Johann Sebastian BACH (1685-1750)
Wachet auf, ruft uns die Stimme, BWV 645 [3:49]
Passacaglia in C minor, BWV 582 [13:19]
Erbarm dich mein, o Herre Gott, BWV 721 [4:36]
Pièce d'Orgue, BWV 572 [9:02]
O Mensch, bewein dein Sünde groß, BWV 622 [5:15]
Toccata, Adagio and Fugue in C major, BWV 564 [17:41]
Dies sind die heil'gen zehn Gebot', BWV 678 [5:41]
Prelude and Fugue in E flat major, BWV 552 [15:19]
David Hamilton (organ)
rec. The Canongate Kirk, Edinburgh, February 2010. Stereo. DDD
DIVINE ART DDA25088 [75:39]
David Hamilton is clearly a fine organist, but there's no doubt that the instrument is the real star of this disc. It was built by Th. Frobenius of Copenhagen in 1998 and is in tip-top condition. Like the kirk itself, the organ isn't big, just two manuals and a registration that fits comfortably on half a page of the liner notes, but this is definitely a case of small is beautiful.
It is much more common to meet discs of popular Bach selections played on huge cathedral organs, but what this organ lacks in power it makes up for in the precision of the sound and the subtle combinations of the tone colours. Hamilton avoids the temptation to concentrate solely on the small-scale works and includes two of the behemoths: the Passacaglia in C minor BWV582 and the Prelude and Fugue in E flat major BWV 552. The Passacaglia in particular sounds great at this chamber music scale, and all sorts of contrapuntal devices and inner lines become apparent that larger organs usually obscure.
Clarity and evenness of tone are the main virtues of this instrument, and of Hamilton's registration choices - just because there are less stops to pull, that doesn't make the decisions any easier. In the Adagio second movement of the Toccata in C minor BWV564 the voicing of the individual notes of the melody is immaculate. The opening movement also benefits from the clean, well defined sound, and the grace notes in the main theme are actually heard as pitches, another detail that is often lost on larger organs. There isn't much in the way of mutation or colouristic devices in the registration. The only piece to use a more constrained, nasal stop is O Mensch BWV678, and even that has a relatively open tone.
Hamilton is quite conservative in his use of ornaments and his rubato is either non-existent or so subtle as to be imperceptible. The result is a series of very clean interpretations, an approach ideally matched to the tone and scale of the instrument.

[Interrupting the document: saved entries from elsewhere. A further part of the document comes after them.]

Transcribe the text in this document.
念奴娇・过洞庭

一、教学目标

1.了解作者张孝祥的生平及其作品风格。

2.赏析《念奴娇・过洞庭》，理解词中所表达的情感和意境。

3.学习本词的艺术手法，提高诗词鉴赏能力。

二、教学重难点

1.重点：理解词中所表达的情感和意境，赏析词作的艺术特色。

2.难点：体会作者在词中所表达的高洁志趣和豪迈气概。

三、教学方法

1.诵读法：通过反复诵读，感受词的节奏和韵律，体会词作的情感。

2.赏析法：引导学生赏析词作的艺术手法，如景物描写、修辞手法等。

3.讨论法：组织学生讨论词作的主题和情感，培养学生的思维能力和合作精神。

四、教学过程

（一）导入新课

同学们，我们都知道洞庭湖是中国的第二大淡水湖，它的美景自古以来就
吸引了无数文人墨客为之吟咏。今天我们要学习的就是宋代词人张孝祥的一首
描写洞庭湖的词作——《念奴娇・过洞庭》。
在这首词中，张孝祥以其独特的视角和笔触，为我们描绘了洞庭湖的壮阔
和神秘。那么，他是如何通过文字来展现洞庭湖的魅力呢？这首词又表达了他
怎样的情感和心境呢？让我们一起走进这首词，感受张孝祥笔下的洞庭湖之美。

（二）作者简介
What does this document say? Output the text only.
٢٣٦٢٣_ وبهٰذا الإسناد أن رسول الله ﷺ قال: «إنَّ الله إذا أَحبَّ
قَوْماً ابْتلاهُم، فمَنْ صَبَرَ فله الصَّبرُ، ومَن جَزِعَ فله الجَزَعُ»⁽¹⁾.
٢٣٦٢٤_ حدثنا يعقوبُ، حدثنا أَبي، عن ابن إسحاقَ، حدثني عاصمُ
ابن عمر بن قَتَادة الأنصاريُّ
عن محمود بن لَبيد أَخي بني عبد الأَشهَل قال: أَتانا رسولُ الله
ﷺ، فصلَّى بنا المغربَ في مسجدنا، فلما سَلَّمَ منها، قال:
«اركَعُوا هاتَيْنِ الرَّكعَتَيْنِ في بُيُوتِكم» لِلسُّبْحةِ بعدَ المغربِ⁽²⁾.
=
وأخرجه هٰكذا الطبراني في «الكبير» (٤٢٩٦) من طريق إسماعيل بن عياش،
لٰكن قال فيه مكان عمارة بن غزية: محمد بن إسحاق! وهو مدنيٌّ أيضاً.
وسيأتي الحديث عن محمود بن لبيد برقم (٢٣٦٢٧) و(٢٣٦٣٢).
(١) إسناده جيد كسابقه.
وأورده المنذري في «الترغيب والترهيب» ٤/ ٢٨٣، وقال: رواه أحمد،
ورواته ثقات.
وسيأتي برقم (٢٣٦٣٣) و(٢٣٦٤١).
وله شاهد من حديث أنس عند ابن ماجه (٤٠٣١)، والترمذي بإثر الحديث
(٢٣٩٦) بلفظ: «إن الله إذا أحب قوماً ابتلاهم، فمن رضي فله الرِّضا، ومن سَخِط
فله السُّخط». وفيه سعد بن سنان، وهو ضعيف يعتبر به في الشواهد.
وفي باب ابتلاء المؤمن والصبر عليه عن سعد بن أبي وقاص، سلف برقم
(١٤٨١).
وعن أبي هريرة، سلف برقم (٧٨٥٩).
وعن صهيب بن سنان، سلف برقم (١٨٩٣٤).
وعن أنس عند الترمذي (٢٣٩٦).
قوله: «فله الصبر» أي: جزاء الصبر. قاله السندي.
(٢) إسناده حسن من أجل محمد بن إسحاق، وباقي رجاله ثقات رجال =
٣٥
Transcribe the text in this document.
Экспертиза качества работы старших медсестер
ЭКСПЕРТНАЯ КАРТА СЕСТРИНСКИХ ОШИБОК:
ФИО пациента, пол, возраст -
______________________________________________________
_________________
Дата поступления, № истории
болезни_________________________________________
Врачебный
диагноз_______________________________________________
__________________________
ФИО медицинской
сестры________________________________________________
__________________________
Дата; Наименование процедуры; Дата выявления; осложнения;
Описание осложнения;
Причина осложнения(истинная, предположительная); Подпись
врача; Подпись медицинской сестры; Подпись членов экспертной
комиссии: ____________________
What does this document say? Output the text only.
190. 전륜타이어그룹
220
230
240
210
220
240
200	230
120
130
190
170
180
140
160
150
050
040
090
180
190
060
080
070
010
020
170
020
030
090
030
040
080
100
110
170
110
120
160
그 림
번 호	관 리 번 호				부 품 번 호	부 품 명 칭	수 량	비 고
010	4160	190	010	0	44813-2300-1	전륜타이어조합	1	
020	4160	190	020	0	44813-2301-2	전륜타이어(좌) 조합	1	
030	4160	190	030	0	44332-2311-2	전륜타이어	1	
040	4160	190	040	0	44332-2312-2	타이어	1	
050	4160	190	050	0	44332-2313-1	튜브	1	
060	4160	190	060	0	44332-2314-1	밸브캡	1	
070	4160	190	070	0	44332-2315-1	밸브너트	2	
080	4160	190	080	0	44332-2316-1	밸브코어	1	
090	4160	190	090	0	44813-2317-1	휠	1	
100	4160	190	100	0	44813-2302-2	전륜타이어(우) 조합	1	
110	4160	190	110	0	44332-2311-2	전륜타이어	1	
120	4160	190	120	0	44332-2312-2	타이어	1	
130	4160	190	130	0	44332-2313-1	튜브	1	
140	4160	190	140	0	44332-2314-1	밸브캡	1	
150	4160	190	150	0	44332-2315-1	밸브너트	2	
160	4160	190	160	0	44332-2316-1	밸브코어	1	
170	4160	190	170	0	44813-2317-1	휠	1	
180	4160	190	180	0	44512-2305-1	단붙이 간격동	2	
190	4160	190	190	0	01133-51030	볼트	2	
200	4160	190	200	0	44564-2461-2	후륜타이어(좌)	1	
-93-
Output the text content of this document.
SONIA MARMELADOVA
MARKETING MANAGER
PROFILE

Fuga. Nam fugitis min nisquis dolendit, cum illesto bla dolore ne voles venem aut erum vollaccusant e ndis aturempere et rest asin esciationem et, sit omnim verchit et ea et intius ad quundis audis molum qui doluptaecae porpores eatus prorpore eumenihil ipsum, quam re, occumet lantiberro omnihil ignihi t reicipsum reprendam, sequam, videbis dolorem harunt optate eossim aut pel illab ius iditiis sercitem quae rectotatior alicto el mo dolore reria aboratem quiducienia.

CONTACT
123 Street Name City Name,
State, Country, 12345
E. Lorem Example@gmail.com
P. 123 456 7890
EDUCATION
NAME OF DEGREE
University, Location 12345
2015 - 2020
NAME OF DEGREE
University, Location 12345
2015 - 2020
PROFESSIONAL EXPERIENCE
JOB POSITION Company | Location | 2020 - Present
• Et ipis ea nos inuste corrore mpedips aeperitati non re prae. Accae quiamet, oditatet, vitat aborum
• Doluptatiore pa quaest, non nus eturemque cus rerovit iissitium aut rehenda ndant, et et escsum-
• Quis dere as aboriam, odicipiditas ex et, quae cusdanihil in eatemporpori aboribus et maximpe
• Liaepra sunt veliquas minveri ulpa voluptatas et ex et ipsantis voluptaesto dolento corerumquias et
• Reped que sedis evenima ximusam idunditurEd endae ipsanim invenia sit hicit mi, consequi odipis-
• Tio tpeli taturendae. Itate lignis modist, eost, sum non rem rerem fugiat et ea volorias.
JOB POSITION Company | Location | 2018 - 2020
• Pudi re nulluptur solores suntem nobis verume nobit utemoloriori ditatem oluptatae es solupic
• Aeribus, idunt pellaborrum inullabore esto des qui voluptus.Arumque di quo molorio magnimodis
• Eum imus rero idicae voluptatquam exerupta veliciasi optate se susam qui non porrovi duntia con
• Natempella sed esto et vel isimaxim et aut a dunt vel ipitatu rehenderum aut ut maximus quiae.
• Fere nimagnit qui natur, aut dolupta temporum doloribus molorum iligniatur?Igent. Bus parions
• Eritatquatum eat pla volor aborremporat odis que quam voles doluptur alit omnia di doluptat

The sound quality is good, and it seems that the organ and the acoustic are ideally matched. There is very little resonance - for a church I mean - but enough to give the organ sound a satisfying warmth. The bass in the recording is excellent, clear and focused and not artificially amplified, or at least not obviously so. The bottom end of the organ is actually quite meagre, the pedals have two 8' stops and two 16', but that's plenty, even for the Passacaglia.
An enjoyable disc then, and not your usual Bach greatest hits. This may be the absolute core of the organ repertoire, but it does have a tendency to bring out the worst excesses of megalomania in professional organists. David Hamilton demonstrates how a little humility can go a long way.
An enjoyable disc then, and not your usual Bach greatest hits.